Criador da campanha #DevolvamNossoSãoJoão completa hoje 37 anos e recebe novas adesões de artistas.
Luce Pereira (texto)
Samuca (arte)
Chambinho do Acordeon não poderia ganhar melhor presente, hoje, pela passagem do aniversário de 37 anos, do que saber da crescente adesão de músicos com o DNA do forró no sangue à campanha que criou com Joquinha, sobrinho de Luiz Gonzaga – para sempre, a estrela encarregada de trazer maior brilho às noites juninas do Nordeste. As redes sociais são o espelho mais fiel de que a mobilização vem surtindo efeito junto ao público, porque as postagens que usam a hashtag DevolvamNossoSãoJoão andam sendo compartilhadas com frequência animadora. Convenhamos, o explosivo (e oportuno) desabafo da cantora Elba Ramalho sobre o grande número de artistas de outras regiões nos maiores palcos dos festejos, sobretudo Campina Grande (PB), ajudou um bocado, ainda mais depois da desairosa nota da área de Comunicação da prefeitura do município e da fala do prefeito Romero Rodrigues (PSDB) tentando botar panos mornos na polêmica. Importante seria que mais representantes do legítimo São João se posicionassem de forma incisiva como fez a cantora paraibana, que, pelos anos de estrada, de reconhecimento e de espaço conseguido aonde quer que vá não deve sofrer da tal “sofreguidão midiática” apontada pelo autor da nota “cascuda”. Nem Alcymar Monteiro, outro a espernear pela “invasão” que faria qualquer bom tocador pedir para beber.
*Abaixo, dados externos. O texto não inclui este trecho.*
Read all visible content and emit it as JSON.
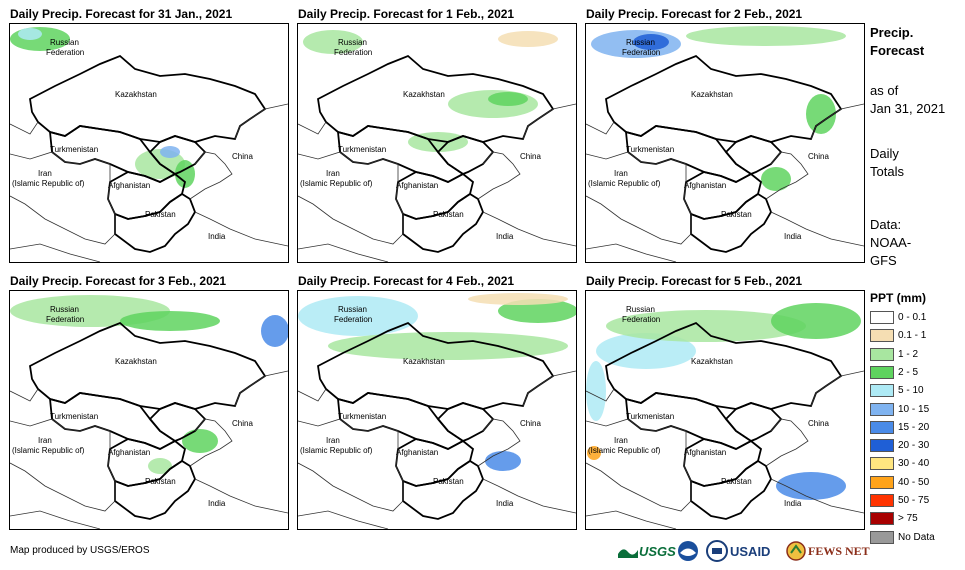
{
  "panels": [
    {
      "title": "Daily Precip. Forecast for 31 Jan., 2021"
    },
    {
      "title": "Daily Precip. Forecast for 1 Feb., 2021"
    },
    {
      "title": "Daily Precip. Forecast for 2 Feb., 2021"
    },
    {
      "title": "Daily Precip. Forecast for 3 Feb., 2021"
    },
    {
      "title": "Daily Precip. Forecast for 4 Feb., 2021"
    },
    {
      "title": "Daily Precip. Forecast for 5 Feb., 2021"
    }
  ],
  "countries": {
    "russia_1": "Russian",
    "russia_2": "Federation",
    "kazakhstan": "Kazakhstan",
    "turkmenistan": "Turkmenistan",
    "iran_1": "Iran",
    "iran_2": "(Islamic Republic of)",
    "afghanistan": "Afghanistan",
    "pakistan": "Pakistan",
    "china": "China",
    "india": "India"
  },
  "sidebar": {
    "title_1": "Precip.",
    "title_2": "Forecast",
    "as_of_1": "as of",
    "as_of_2": "Jan 31, 2021",
    "daily_1": "Daily",
    "daily_2": "Totals",
    "data_1": "Data:",
    "data_2": "NOAA-",
    "data_3": "GFS"
  },
  "legend": {
    "title": "PPT (mm)",
    "items": [
      {
        "label": "0 - 0.1",
        "color": "#ffffff"
      },
      {
        "label": "0.1 - 1",
        "color": "#f5deb3"
      },
      {
        "label": "1 - 2",
        "color": "#a8e6a0"
      },
      {
        "label": "2 - 5",
        "color": "#5fd35f"
      },
      {
        "label": "5 - 10",
        "color": "#aeeaf5"
      },
      {
        "label": "10 - 15",
        "color": "#7fb3f0"
      },
      {
        "label": "15 - 20",
        "color": "#4a8be8"
      },
      {
        "label": "20 - 30",
        "color": "#1f5fd6"
      },
      {
        "label": "30 - 40",
        "color": "#ffe680"
      },
      {
        "label": "40 - 50",
        "color": "#ffa31a"
      },
      {
        "label": "50 - 75",
        "color": "#ff3300"
      },
      {
        "label": "> 75",
        "color": "#a80000"
      },
      {
        "label": "No Data",
        "color": "#999999"
      }
    ]
  },
  "credit": "Map produced by USGS/EROS",
  "logos": {
    "usgs": "USGS",
    "usaid": "USAID",
    "fewsnet": "FEWS NET"
  }
}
Fatos assim ajudam gestores a ao menos intuir que não podem, em nome de quaisquer interesses, sobretudo de ordem econômica, tratar aqueles que carregam a bandeira da cultura popular como se fossem de valor secundário. Diriam os que professam as lições de mestres como Luiz Gonzaga, Zé Dantas, Humberto Teixeira, Jackson do Pandeiro, Patativa do Assaré, Catulo da Paixão Cearense, entre tantos: “Epa! Devagar com o andor! “. Sim, porque o santo, além de ser de barro, tem dono. A Prefeitura de Caruaru parece ter entendido, ao menos em parte, a necessidade de não ferir os brios de quem quase nasceu colado a uma sanfona: instalou um palco no Alto do Moura para onde irão nomes como Alceu Valença e Lenine, que embora tenham vínculos de amorosidade com o forró, não possuem um trabalho exatamente voltado para o ritmo. Há que esbanjar jogo de cintura e capacidade de entendimento para chegar a uma grade de programação que, se fica a quilômetros do ideal, ao menos não se mostra tão ofensiva àqueles que de fato merecem ocupar o palco número um da festa. Questão de justiça e de bom senso.
Na realidade, o que o meio cultural espera é que, não em um tempo a perder de vista, seja possível entender claramente o que levou prefeituras e governos a abrir cada vez mais espaço a atrações estranhas à essência da festa, quando se sabe que nos redutos mais tradicionais dos festejos o público nunca deixaria de se divertir ao som do forró pé de serra, aquele que rompe a barra do dia com os “devotos” pedindo mais. Receita simples, sem tirar nem por: sanfona, zabumba, triângulo e um cantador de primeira dando vida a uma poesia com o poder de traduzir, com a maior naturalidade, os sentimentos do povo. Por que então render-se à moda ditada pelos grandes veículos de comunicação, colocando para o banco de reserva o time que estava ganhando? Sim, certamente este modelo precisa ser revisto, o que exige transparência por parte de quem contrata. Eis o maior problema.
Mas, por enquanto – e enquanto fica claro que os chamados “sertanejos” não costumam dividir o mesmo palco, em seus territórios sagrados, com forrozeiros pé de serra – é preciso apoiar a campanha do aniversariante do dia, que não quer hostilizar nada nem ninguém, apenas recuperar o tempo e o espaço perdidos pela cultura genuinamente nossa. Se a nação forrozeira conduz o legado de artistas do quilate de Luiz Gonzaga, cujo trabalho e vida levaram para fora do país a imagem de um Nordeste musical, poético, alegre e criativo, não sejamos ingratos entregando a bandeira de São João a quem tem dificuldade de entender a diferença entre baião, xote e xaxado. É um crime.